Consider Monte-Carlo methods for optimisation. Monte Carlo methods model characteristics like circuit delay, capacitance and a whole load of other stuff inside simulators.
What happens is that since due to on-chip variations in fabrication, all the above parameters vary across the chip. If we want to model a chip accurately, we cannot take one value of the delay/capacitance/whatever but rather need a distribution function that tells us the probability of the delay/capacitance/whatever being a particular value at a particular co-ordinates (time, space, temperature). Then we need to evaluate this integral over 0 to n (where n may be size of chip/ time of operation/maximum operating temperature). It is in evaluating this integral that Monte Carlo methods are very helpful.
What they tell us is basically very simple: integrals are basically areas in a co-ordinate space. The integral of a particular function is the space covered under it. Now rather than evaluate the integral, we can arrive at an approximate answer using probability. Generate a sample co-ordinate and check to see if it is inside the area covered by a function.
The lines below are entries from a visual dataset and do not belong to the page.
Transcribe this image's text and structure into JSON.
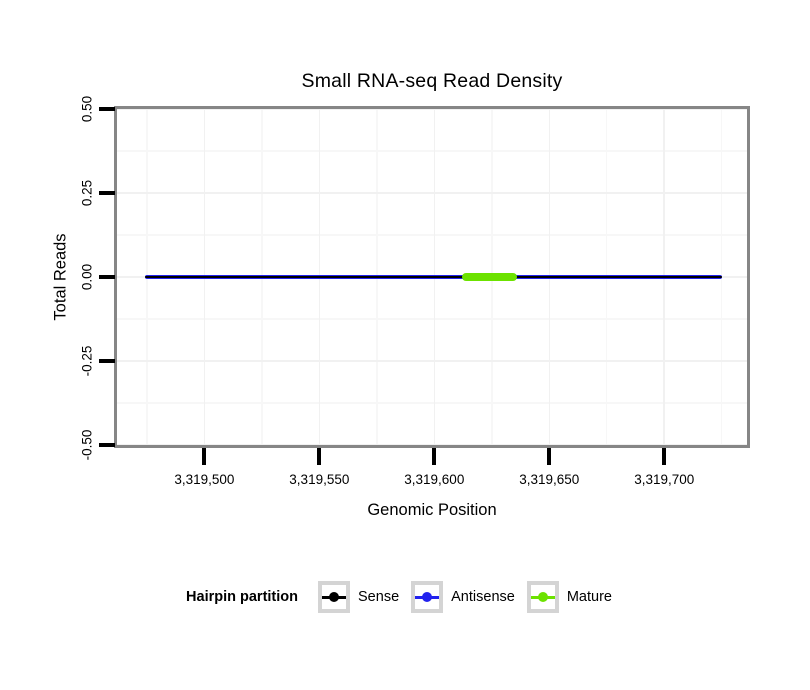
{
  "page": {
    "background": "#ffffff"
  },
  "chart_data": {
    "type": "line",
    "title": "Small RNA-seq Read Density",
    "xlabel": "Genomic Position",
    "ylabel": "Total Reads",
    "xlim": [
      3319462,
      3319736
    ],
    "ylim": [
      -0.5,
      0.5
    ],
    "x_ticks": {
      "values": [
        3319500,
        3319550,
        3319600,
        3319650,
        3319700
      ],
      "labels": [
        "3,319,500",
        "3,319,550",
        "3,319,600",
        "3,319,650",
        "3,319,700"
      ]
    },
    "y_ticks": {
      "values": [
        0.5,
        0.25,
        0,
        -0.25,
        -0.5
      ],
      "labels": [
        "0.50",
        "0.25",
        "0.00",
        "-0.25",
        "-0.50"
      ]
    },
    "grid": {
      "show_minor": true,
      "major_color": "#f1f1f1",
      "minor_color": "#f7f7f7"
    },
    "panel_border_color": "#868686",
    "tick_color": "#000000",
    "series": [
      {
        "name": "Antisense",
        "color": "#2222EE",
        "x": [
          3319474,
          3319725
        ],
        "y": [
          0,
          0
        ],
        "linewidth": 4,
        "z": 1
      },
      {
        "name": "Sense",
        "color": "#000000",
        "x": [
          3319474,
          3319725
        ],
        "y": [
          0,
          0
        ],
        "linewidth": 2,
        "z": 2
      },
      {
        "name": "Mature",
        "color": "#6CE200",
        "x": [
          3319612,
          3319636
        ],
        "y": [
          0,
          0
        ],
        "linewidth": 8,
        "z": 3
      }
    ],
    "legend": {
      "title": "Hairpin partition",
      "position": "bottom",
      "key_border_color": "#d4d4d4",
      "items": [
        {
          "label": "Sense",
          "color": "#000000"
        },
        {
          "label": "Antisense",
          "color": "#2222EE"
        },
        {
          "label": "Mature",
          "color": "#6CE200"
        }
      ]
    }
  }
}
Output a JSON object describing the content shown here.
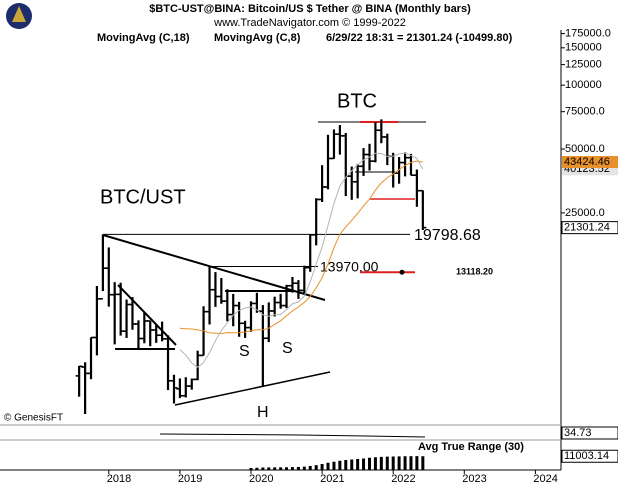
{
  "chart_data": {
    "type": "ohlc",
    "title": "$BTC-UST@BINA:  Bitcoin/US $ Tether @ BINA  (Monthly bars)",
    "subtitle": "www.TradeNavigator.com © 1999-2022",
    "status": "6/29/22 18:31 = 21301.24 (-10499.80)",
    "color": "#000000",
    "x": [
      2017.583,
      2017.667,
      2017.75,
      2017.833,
      2017.917,
      2018,
      2018.083,
      2018.167,
      2018.25,
      2018.333,
      2018.417,
      2018.5,
      2018.583,
      2018.667,
      2018.75,
      2018.833,
      2018.917,
      2019,
      2019.083,
      2019.167,
      2019.25,
      2019.333,
      2019.417,
      2019.5,
      2019.583,
      2019.667,
      2019.75,
      2019.833,
      2019.917,
      2020,
      2020.083,
      2020.167,
      2020.25,
      2020.333,
      2020.417,
      2020.5,
      2020.583,
      2020.667,
      2020.75,
      2020.833,
      2020.917,
      2021,
      2021.083,
      2021.167,
      2021.25,
      2021.333,
      2021.417,
      2021.5,
      2021.583,
      2021.667,
      2021.75,
      2021.833,
      2021.917,
      2022,
      2022.083,
      2022.167,
      2022.25,
      2022.333,
      2022.417
    ],
    "open": [
      4261,
      4689,
      4378,
      6463,
      9837,
      13715,
      10285,
      10325,
      6922,
      9246,
      7485,
      6391,
      7735,
      7011,
      6626,
      6369,
      4041,
      3701,
      3434,
      3814,
      4102,
      5321,
      8555,
      10855,
      10085,
      9592,
      8289,
      9140,
      7541,
      7195,
      9352,
      8600,
      6412,
      8620,
      9448,
      9138,
      11335,
      11649,
      10776,
      13791,
      19695,
      28923,
      33092,
      45134,
      58739,
      57697,
      37253,
      35045,
      41461,
      47100,
      43820,
      61300,
      57000,
      46216,
      38466,
      43160,
      45510,
      37630,
      31801
    ],
    "high": [
      4745,
      4939,
      6470,
      11300,
      19798.68,
      17176,
      11786,
      11710,
      9759,
      10020,
      7786,
      8491,
      7750,
      7410,
      7680,
      6615,
      4312,
      4143,
      4198,
      4140,
      5600,
      9074,
      13970,
      13147,
      12325,
      10905,
      10370,
      9513,
      7750,
      9578,
      10500,
      9188,
      9460,
      10067,
      10380,
      11444,
      12468,
      12050,
      14100,
      19863,
      29300,
      41950,
      58352,
      61844,
      64854,
      59500,
      41330,
      42448,
      50500,
      52920,
      67000,
      69000,
      59053,
      47990,
      45821,
      48189,
      47444,
      40023,
      31899
    ],
    "low": [
      3400,
      2817,
      4110,
      5325,
      10700,
      9035,
      6000,
      6600,
      6430,
      7032,
      5750,
      6070,
      5880,
      6100,
      6200,
      3652,
      3156,
      3349,
      3373,
      3670,
      4067,
      5320,
      7444,
      9010,
      9320,
      7710,
      7300,
      6515,
      6435,
      6871,
      8450,
      3782,
      6150,
      8117,
      8833,
      8893,
      10518,
      9825,
      10375,
      13195,
      17572,
      28130,
      32296,
      44950,
      47044,
      30000,
      28805,
      29278,
      37332,
      39600,
      43283,
      53256,
      42000,
      32917,
      34322,
      37155,
      37578,
      26700,
      20750
    ],
    "close": [
      4724,
      4379,
      6463,
      9838,
      13716,
      10285,
      10326,
      6923,
      9246,
      7485,
      6391,
      7730,
      7011,
      6626,
      6371,
      4041,
      3742,
      3434,
      3814,
      4102,
      5321,
      8555,
      10855,
      10085,
      9592,
      8289,
      9140,
      7541,
      7195,
      9352,
      8600,
      6410,
      8620,
      9448,
      9138,
      11335,
      11649,
      10776,
      13791,
      19695,
      28923,
      33092,
      45135,
      58740,
      57694,
      37253,
      35045,
      41461,
      47100,
      43824,
      61318,
      57005,
      46216,
      38466,
      43160,
      45510,
      37630,
      31801,
      21301.24
    ],
    "series": [
      {
        "name": "MovingAvg (C,18)",
        "color": "#e8902a",
        "values": [
          null,
          null,
          null,
          null,
          null,
          null,
          null,
          null,
          null,
          null,
          null,
          null,
          null,
          null,
          null,
          null,
          null,
          7152,
          7101,
          7086,
          7022,
          6951,
          6792,
          6781,
          6740,
          6816,
          6810,
          6813,
          6858,
          6948,
          7036,
          7024,
          7149,
          7450,
          7750,
          8188,
          8624,
          8995,
          9465,
          10084,
          11088,
          12366,
          14341,
          17143,
          19841,
          21491,
          23039,
          24823,
          26961,
          29040,
          31968,
          34610,
          36670,
          38177,
          39927,
          41857,
          43182,
          43854,
          43424.46
        ]
      },
      {
        "name": "MovingAvg (C,8)",
        "color": "#b4b4b4",
        "values": [
          null,
          null,
          null,
          null,
          null,
          null,
          null,
          null,
          null,
          null,
          null,
          null,
          null,
          null,
          null,
          null,
          null,
          5668,
          5346,
          4893,
          4681,
          4923,
          5483,
          6239,
          6970,
          7577,
          8242,
          8672,
          8907,
          9006,
          8724,
          8265,
          8143,
          8288,
          8288,
          8762,
          9319,
          9497,
          10146,
          11807,
          14344,
          17300,
          21800,
          27725,
          33481,
          36790,
          39447,
          42168,
          44440,
          45782,
          47804,
          47588,
          46153,
          46304,
          47319,
          47825,
          46641,
          45138,
          40123.52
        ]
      }
    ],
    "log_scale": true,
    "xlim": [
      2016.47,
      2024.36
    ],
    "xticks": [
      2018,
      2019,
      2020,
      2021,
      2022,
      2023,
      2024
    ],
    "ylim": [
      2500,
      182000
    ],
    "yticks": [
      {
        "value": 175000,
        "label": "175000.0"
      },
      150000,
      125000,
      100000,
      {
        "value": 75000,
        "label": "75000.0"
      },
      {
        "value": 50000,
        "label": "50000.0"
      },
      {
        "value": 25000,
        "label": "25000.0"
      }
    ],
    "levels": {
      "values": [
        19798.68,
        13970,
        13118.2
      ],
      "value_labels": [
        "19798.68",
        "13970.00",
        "13118.20"
      ],
      "colors": [
        "#000000",
        "#000000",
        "#e02020"
      ]
    },
    "annotations": [
      "BTC",
      "BTC/UST",
      "S",
      "S",
      "H",
      "© GenesisFT"
    ],
    "oscillator": {
      "last_value": 34.73
    },
    "atr": {
      "name": "Avg True Range (30)",
      "color": "#000000",
      "ylim": [
        0,
        20000
      ],
      "values": [
        null,
        null,
        null,
        null,
        null,
        null,
        null,
        null,
        null,
        null,
        null,
        null,
        null,
        null,
        null,
        null,
        null,
        null,
        null,
        null,
        null,
        null,
        null,
        null,
        null,
        null,
        null,
        null,
        null,
        1600,
        1800,
        2000,
        2050,
        2100,
        2150,
        2200,
        2300,
        2400,
        2700,
        3200,
        3900,
        4800,
        5800,
        6600,
        7400,
        8000,
        8400,
        8800,
        9200,
        9800,
        10200,
        10500,
        10700,
        10800,
        10900,
        11000,
        11050,
        11100,
        11003.14
      ]
    }
  }
}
Out of the total number of samples generated, the number of points which fall under the function will give the probability of the function.
This probability multiplied by the area of the bounded box around the entire function will approximate the area of the distribution.
Where is the trick - it is in generating a evenly spaced random sequence that will even out the points on the entire space. Such random numbers are called quasi-random numbers.
Statistical Timing Analysis (SSTA) tools ask the question differently. Instead of evaluating the probability that delay is less than a critical value in a design, they ask What is the maximum delay distribution from inputs to outputs. I do not know what is the computational order of complexity difference between the two methods, but apparently it is too good!